A) Une controverse: les corollaires négatifs du caractère artificiel des frontières
de l’Afrique subsaharienne a, depuis quarante ans, suscité beaucoup de commentaires contradictoires. Boutros Boutros Ghali n’hésitait pas à affirmer (dans son ouvrage « les conflits de frontières en Afrique) : « Si les frontières africaines sont artificielles,  il faut aussi reconnaitre que presque toutes les frontières du monde le sont ».  Alors que le Président somalien, en 1980, évoquant ce thème, déclarait : L’histoire a montré que l‘obstacle majeur à l’unité africaine provient des frontières artificielles que les puissances colonialistes ont imposées... »
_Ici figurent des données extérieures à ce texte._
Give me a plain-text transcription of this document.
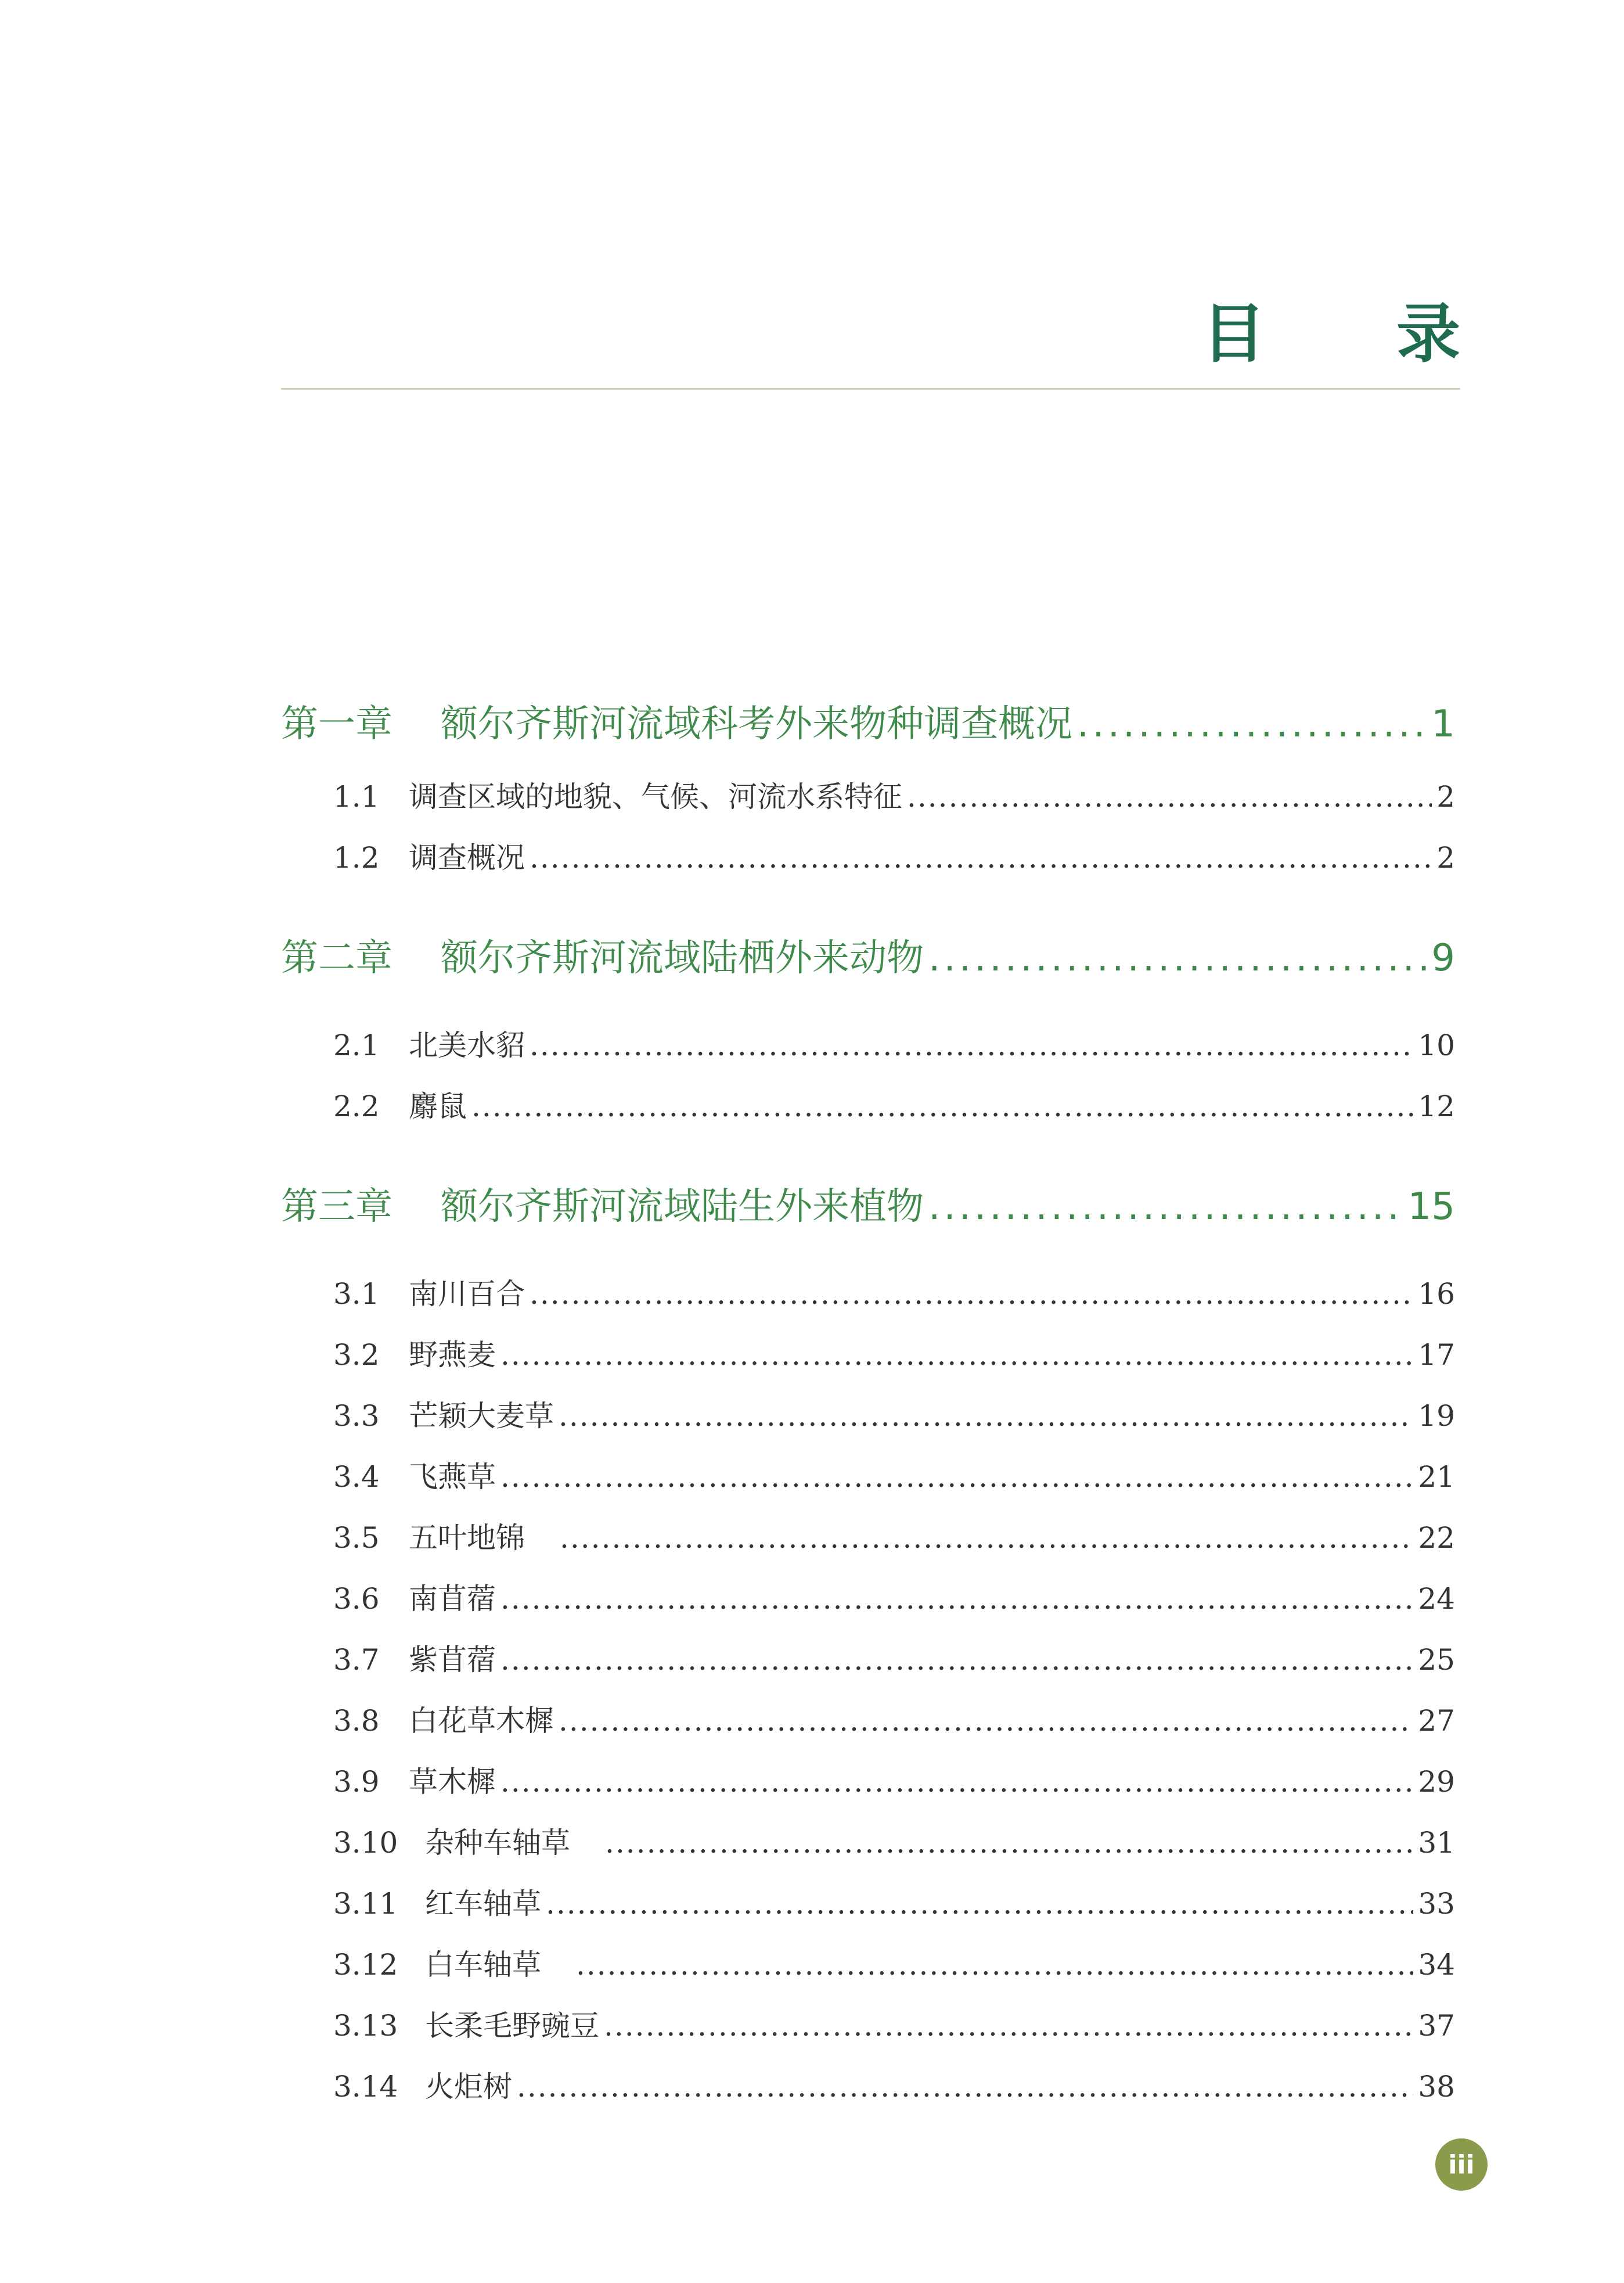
目 录
第一章	额尔齐斯河流域科考外来物种调查概况 .....	1
1.1	调查区域的地貌、气候、河流水系特征 .....	2
1.2	调查概况 .....	2
第二章	额尔齐斯河流域陆栖外来动物 .....	9
2.1	北美水貂 .....	10
2.2	麝鼠 .....	12
第三章	额尔齐斯河流域陆生外来植物 .....	15
3.1	南川百合 .....	16
3.2	野燕麦 .....	17
3.3	芒颖大麦草 .....	19
3.4	飞燕草 .....	21
3.5	五叶地锦 .....	22
3.6	南苜蓿 .....	24
3.7	紫苜蓿 .....	25
3.8	白花草木樨 .....	27
3.9	草木樨 .....	29
3.10 杂种车轴草 .....	31
3.11 红车轴草 .....	33
3.12 白车轴草 .....	34
3.13 长柔毛野豌豆 .....	37
3.14 火炬树 .....	38
iii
B) la question des réfugiés

Parallèlement au facteur majeur de l’émigration, l’état endémique de sous développement, et ses corollaires, de l’exode rural à  l’anarchie macrocéphale des agglomérations urbaines), les guerillas internes et les conflits interétatiques, essentiellement frontaliers, sont source d’accélération du phénomène des réfugiés.
On estimait en 2005 à plus de 50% du total mondial de réfugiés les personnes  déplacées originaires de l’Afrique, notamment du Sahel et de la Corne orientale.
A l’aube du XXI° siècle, l’ONU considérait ladite Corne comme « le plus vaste camp de réfugiés du monde ».
Les conférences internationales sur les réfugiés n’ont guère cessé  de  se multiplier, avec des résultats généralement décevants... L’ONU elle même estimait au tournant du siècle « que de nombreux pays hôtes sont incapables de fournir les services de base à leurs propres ressortissants, a fortiori aux réfugiés». Mais, realpolitik oblige, en 2000, à l’échelle de l’Afrique,  on pouvait chiffrer l’aide aux réfugiés à un prix comparable à celui de quelques 250 chars de bataille. alors même que les Etats concernés en  achetaient plus de 400 !


C) la solution : la  promotion des organisations supra étatiques ?

Le bilan de l’action des organisations multilatérales africaines demeure indéniablement modeste en ce qui ce qui relève des entités sous régionales : la Communauté de l’Afrique de l’Est ( Kenya, Tanzanie, Ouganda) créée en 1967, a été supprimée en 1979 ; le Traité de   Lusaka, signé en 1981 par treize Etats de la zone, est resté quasiment lettre morte ; l’OCAM (Organisation de la Communauté africaine et malgache) a également disparu ;la SADCC (regroupant les neuf Etats d’Afrique australe) a connu un  cinglant échec ; la CEDEAO et la CEAO (en Afrique de l’Ouest) présentent des bilans plus que mitigés...
En changeant d’échelle,  l’Organisation de l’Unité Africaine (OUA), créée par le Traité  d’Addis Abeba, en 1963, avait connu quelques succès (comme la résolution du conflit  Mali-Burkina Faso) mais beaucoup d’échecs (Katanga, Biafra, Ogaden, Tchad, Sahara Occidental..) ! Beaucoup trop fragile, dotée de maigres moyens, l’OUA a échoué dans son objectif de concrétiser le « grand rêve africain » des ancêtres de l’avenir, de N’Krumah à Senghor.. Son avatar, l’Union Africaine, fondée à Maputo en 2002, semble  confirmer aujourd’hui l’écart colossal qui persiste entre les ambitions déclarées et les réalités de la géopolitique  africaine.